Musk intends to appeal the decision, according to his billionaire’s legal team from the firm Quinn Emanuel Urquhart & Sullivan, LLP, who pointed to separate, unrelated cases in Texas and Delaware where Musk recently prevailed on appeal.
“We are reviewing today’s verdict, in which the jury found for and against the plaintiffs on various claims, but did not find a scheme to defraud, as a hurdle. And we look forward to vindication on appeal,” Quinn Emanuel attorneys stated in a comment provided to CNN through a representative.
Musk’s legal team had pushed to dismiss the case, denying the falsity of Musk’s statements and arguing that the plaintiffs’ “deficient” complaint failed to adequately connect his statements to shareholder losses. During the trial, Musk testified, “If this was a trial about whether I sent stupid tweets, I’d say I was guilty,” according to the New York Times, though he added he didn’t believe those posts caused anything “material.”
The jurors found Musk liable due to two specific tweets: one from May 13, 2022, asserting that the Twitter deal was “temporarily on hold” while he sought information about the prevalence of bot accounts on the platform, and another on May 17, claiming the deal could not proceed until he obtained that data.
Twitter shareholders behind the class action were not the only ones raising concerns regarding Musk’s acquisition-related statements.
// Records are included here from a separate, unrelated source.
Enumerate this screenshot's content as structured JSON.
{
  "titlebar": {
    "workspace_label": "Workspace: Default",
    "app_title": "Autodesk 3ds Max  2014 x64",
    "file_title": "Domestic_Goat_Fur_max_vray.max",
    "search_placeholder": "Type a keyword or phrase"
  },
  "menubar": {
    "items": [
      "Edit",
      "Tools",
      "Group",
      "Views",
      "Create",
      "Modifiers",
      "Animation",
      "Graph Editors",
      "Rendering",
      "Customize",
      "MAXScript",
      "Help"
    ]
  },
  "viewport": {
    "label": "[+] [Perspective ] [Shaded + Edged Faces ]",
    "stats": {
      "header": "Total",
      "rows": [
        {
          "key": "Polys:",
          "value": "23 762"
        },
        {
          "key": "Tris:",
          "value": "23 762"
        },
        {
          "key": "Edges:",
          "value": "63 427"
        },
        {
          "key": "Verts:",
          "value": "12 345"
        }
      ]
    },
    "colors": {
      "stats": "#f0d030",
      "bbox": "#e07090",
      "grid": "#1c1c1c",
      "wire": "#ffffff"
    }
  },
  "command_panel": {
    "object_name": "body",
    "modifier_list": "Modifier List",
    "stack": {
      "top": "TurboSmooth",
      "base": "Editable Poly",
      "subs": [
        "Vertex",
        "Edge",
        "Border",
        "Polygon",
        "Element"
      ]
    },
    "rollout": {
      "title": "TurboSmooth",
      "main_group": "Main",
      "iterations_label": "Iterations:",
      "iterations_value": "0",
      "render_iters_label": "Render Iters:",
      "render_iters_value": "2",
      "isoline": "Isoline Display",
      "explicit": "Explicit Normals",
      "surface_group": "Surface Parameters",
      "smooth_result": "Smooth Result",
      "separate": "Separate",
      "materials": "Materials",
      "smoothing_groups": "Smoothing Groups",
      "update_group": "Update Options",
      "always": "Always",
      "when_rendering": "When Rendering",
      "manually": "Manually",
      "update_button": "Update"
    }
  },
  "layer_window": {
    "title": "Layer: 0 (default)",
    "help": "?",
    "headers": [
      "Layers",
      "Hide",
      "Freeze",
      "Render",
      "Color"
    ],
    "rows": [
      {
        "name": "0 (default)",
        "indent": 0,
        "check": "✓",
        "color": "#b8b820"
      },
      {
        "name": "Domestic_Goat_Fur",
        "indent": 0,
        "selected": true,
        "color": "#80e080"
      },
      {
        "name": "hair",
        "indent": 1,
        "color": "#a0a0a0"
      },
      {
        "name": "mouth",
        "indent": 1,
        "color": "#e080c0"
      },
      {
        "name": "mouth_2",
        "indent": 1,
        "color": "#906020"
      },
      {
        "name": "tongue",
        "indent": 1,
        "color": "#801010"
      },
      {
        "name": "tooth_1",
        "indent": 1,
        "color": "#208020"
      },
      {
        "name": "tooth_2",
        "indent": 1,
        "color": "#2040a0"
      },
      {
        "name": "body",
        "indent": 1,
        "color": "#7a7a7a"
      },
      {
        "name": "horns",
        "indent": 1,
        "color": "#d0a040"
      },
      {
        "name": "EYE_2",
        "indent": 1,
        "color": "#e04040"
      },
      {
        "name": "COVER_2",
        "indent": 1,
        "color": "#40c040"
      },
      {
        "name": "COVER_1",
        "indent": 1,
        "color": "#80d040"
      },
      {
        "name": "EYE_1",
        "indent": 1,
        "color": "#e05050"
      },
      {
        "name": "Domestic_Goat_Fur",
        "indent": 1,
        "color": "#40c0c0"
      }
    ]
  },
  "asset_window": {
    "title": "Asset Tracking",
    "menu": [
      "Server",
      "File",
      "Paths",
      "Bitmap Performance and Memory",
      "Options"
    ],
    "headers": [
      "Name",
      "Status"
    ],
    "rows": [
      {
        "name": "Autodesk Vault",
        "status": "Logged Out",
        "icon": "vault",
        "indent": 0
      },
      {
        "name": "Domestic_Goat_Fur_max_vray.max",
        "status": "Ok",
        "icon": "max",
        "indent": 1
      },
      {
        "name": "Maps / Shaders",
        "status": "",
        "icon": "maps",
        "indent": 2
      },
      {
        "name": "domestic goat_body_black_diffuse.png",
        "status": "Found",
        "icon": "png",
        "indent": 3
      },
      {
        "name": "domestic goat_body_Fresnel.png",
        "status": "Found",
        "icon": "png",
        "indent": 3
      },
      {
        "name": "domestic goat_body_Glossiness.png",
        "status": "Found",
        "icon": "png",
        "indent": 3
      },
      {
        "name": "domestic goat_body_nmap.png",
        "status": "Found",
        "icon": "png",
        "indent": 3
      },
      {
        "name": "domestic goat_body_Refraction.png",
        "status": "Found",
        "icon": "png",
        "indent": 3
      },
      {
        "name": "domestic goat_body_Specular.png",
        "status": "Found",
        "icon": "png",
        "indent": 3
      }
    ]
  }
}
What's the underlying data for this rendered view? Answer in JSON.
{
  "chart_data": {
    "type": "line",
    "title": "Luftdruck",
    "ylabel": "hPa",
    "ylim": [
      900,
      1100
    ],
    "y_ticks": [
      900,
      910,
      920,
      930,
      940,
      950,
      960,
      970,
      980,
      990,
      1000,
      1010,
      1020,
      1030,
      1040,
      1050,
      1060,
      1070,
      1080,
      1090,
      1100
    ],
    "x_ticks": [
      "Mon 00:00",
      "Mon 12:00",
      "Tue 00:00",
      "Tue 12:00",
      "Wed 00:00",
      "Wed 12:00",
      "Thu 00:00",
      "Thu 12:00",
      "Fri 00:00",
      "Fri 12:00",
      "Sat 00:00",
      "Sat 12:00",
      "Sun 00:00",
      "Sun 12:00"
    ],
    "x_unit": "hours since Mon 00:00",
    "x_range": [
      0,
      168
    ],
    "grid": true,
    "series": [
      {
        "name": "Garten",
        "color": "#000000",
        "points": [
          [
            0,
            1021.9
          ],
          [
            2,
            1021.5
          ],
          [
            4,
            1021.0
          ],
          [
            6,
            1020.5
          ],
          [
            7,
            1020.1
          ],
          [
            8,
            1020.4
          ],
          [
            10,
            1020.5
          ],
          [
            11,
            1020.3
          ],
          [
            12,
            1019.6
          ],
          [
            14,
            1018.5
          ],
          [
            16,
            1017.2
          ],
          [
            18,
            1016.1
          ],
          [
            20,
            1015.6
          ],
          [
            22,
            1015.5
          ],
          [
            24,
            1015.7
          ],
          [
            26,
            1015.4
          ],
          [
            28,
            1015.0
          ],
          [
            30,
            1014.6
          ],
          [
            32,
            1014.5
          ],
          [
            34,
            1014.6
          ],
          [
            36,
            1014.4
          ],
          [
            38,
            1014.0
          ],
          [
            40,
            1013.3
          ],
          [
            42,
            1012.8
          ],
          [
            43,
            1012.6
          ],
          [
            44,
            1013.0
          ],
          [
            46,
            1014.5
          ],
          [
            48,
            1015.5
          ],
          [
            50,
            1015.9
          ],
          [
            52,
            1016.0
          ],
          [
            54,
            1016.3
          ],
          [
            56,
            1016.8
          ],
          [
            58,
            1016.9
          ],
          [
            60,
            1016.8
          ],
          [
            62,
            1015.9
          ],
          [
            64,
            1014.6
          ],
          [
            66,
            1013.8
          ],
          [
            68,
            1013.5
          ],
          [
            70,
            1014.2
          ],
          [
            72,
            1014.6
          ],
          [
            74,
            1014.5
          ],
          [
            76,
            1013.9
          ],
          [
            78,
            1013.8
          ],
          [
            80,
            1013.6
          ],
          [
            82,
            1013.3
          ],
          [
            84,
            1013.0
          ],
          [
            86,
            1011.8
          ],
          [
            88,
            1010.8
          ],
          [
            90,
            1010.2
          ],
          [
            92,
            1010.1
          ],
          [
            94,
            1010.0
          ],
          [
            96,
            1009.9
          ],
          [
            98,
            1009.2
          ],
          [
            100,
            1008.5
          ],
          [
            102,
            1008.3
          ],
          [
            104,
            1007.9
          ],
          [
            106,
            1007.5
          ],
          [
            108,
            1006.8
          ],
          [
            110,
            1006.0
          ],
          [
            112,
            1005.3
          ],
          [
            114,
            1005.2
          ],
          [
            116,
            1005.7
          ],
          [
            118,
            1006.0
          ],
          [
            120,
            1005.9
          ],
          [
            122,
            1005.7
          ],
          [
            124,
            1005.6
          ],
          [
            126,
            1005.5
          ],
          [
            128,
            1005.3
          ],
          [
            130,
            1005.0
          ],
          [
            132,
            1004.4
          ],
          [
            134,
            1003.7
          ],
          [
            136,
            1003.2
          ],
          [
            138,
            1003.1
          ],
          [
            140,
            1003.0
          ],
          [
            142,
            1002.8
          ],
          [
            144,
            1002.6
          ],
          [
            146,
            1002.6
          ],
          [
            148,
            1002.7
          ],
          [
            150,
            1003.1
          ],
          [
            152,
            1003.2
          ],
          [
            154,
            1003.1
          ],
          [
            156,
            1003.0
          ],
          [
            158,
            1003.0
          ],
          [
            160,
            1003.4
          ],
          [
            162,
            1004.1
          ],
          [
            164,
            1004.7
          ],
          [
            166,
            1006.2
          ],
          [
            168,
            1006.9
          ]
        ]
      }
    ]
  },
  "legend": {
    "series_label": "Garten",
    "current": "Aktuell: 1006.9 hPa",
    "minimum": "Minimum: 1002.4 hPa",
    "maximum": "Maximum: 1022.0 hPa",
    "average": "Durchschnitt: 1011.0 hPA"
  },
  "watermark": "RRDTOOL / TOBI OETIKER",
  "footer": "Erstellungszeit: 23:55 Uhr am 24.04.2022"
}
The Securities and Exchange Commission sued Musk in January 2025 for allegedly failing to properly disclose the size of his Twitter stake, which enabled him to purchase shares of the platform at “artificially low prices.” The SEC contended that Musk did not report within 10 days that he owned over 5% of the company’s common stock, which he had acquired by mid-March 2022.
Musk moved to dismiss the SEC’s lawsuit last August, calling the complaint “constitutionally invalid.” Musk’s lawyer, Alex Spiro, previously told CNN that Musk “did nothing wrong” and that the lawsuit was “an admission by the SEC that they (sic) cannot bring a real case.”